From this Wednesday, 6th April 2011, s.159 of the Equality Act 2010, which allows "positive action" in recruitment, will come into force. Whilst "positive discrimination", like any other form of discrimination because of a protected characteristic (eg. sex, race) remains unlawful, this new provision will in very limited circumstances allow a person with the protected characteristic to be favoured in recruitment. Both candidates must be "as qualified to be recruited or promoted" and the decision to favour the one with the protected characteristic must be based on the employer reasonably thinking that people with that characteristic suffer a disadvantage conneted to it or participation in an activity by persons who share that characteristic is disproportionately low.
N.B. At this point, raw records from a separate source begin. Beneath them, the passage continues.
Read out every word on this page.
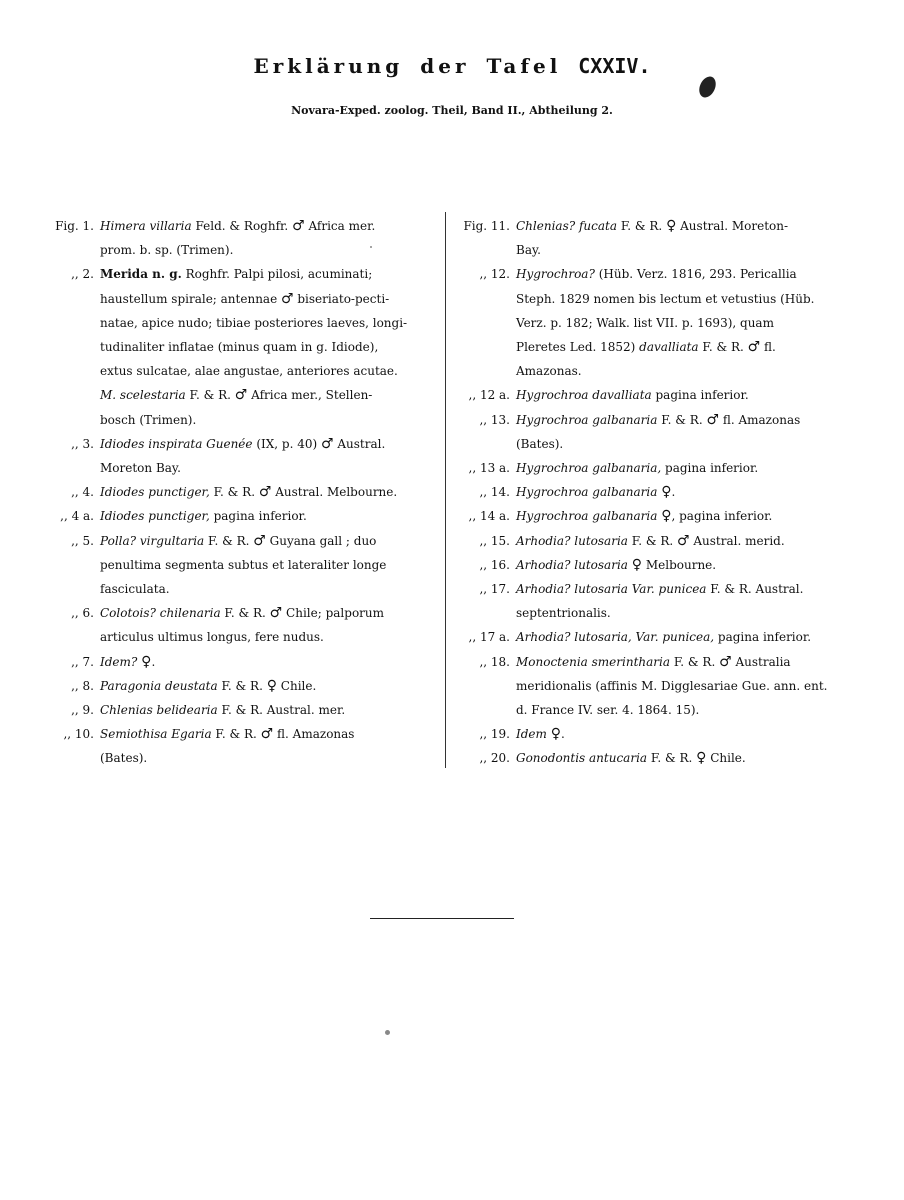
Erklärung der Tafel CXXIV.
Novara-Exped. zoolog. Theil, Band II., Abtheilung 2.
Fig. 1. Himera villaria Feld. & Roghfr. ♂ Africa mer.
prom. b. sp. (Trimen).
,, 2. Merida n. g. Roghfr. Palpi pilosi, acuminati;
haustellum spirale; antennae ♂ biseriato-pecti-
natae, apice nudo; tibiae posteriores laeves, longi-
tudinaliter inflatae (minus quam in g. Idiode),
extus sulcatae, alae angustae, anteriores acutae.
M. scelestaria F. & R. ♂ Africa mer., Stellen-
bosch (Trimen).
,, 3. Idiodes inspirata Guenée (IX, p. 40) ♂ Austral.
Moreton Bay.
,, 4. Idiodes punctiger, F. & R. ♂ Austral. Melbourne.
,, 4 a. Idiodes punctiger, pagina inferior.
,, 5. Polla? virgultaria F. & R. ♂ Guyana gall ; duo
penultima segmenta subtus et lateraliter longe
fasciculata.
,, 6. Colotois? chilenaria F. & R. ♂ Chile; palporum
articulus ultimus longus, fere nudus.
,, 7. Idem? ♀.
,, 8. Paragonia deustata F. & R. ♀ Chile.
,, 9. Chlenias belidearia F. & R. Austral. mer.
,, 10. Semiothisa Egaria F. & R. ♂ fl. Amazonas
(Bates).
Fig. 11. Chlenias? fucata F. & R. ♀ Austral. Moreton-
Bay.
,, 12. Hygrochroa? (Hüb. Verz. 1816, 293. Pericallia
Steph. 1829 nomen bis lectum et vetustius (Hüb.
Verz. p. 182; Walk. list VII. p. 1693), quam
Pleretes Led. 1852) davalliata F. & R. ♂ fl.
Amazonas.
,, 12 a. Hygrochroa davalliata pagina inferior.
,, 13. Hygrochroa galbanaria F. & R. ♂ fl. Amazonas
(Bates).
,, 13 a. Hygrochroa galbanaria, pagina inferior.
,, 14. Hygrochroa galbanaria ♀.
,, 14 a. Hygrochroa galbanaria ♀, pagina inferior.
,, 15. Arhodia? lutosaria F. & R. ♂ Austral. merid.
,, 16. Arhodia? lutosaria ♀ Melbourne.
,, 17. Arhodia? lutosaria Var. punicea F. & R. Austral.
septentrionalis.
,, 17 a. Arhodia? lutosaria, Var. punicea, pagina inferior.
,, 18. Monoctenia smerintharia F. & R. ♂ Australia
meridionalis (affinis M. Digglesariae Gue. ann. ent.
d. France IV. ser. 4. 1864. 15).
,, 19. Idem ♀.
,, 20. Gonodontis antucaria F. & R. ♀ Chile.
Even then favouring the candidate with the protected characteristic is only allowed where the action is taken to overcome or minmise the disadvantage or enable or encourage them to participate in the activity. The law also requires that the employer does not have a policy of favouring people with the protected characteristic. It is difficult to think of circumstances in which all of these criteria will ever be met. It must be rare for there to be two candidates who are identically qualified (note "qualified" not "suitable") and any recruiter who applied this legislation incorrectly would be leaving themself wide open to a discrimination claim (for potentially unlimited damages including compensation for loss of the chance of getting the job and hurt to their feelings) from the losing candidate. Probably far better to simply decide between the candidates on their merits. There will rarely really be a total deadlock. Employers should keep detailed records of all recruitment decisions to show that these are transparent and not discriminatory. It should not be forgotten that this clause is a power, not an obligation - the employer does not have to apply it. In fact the winning candidate may not even be pleased if you do!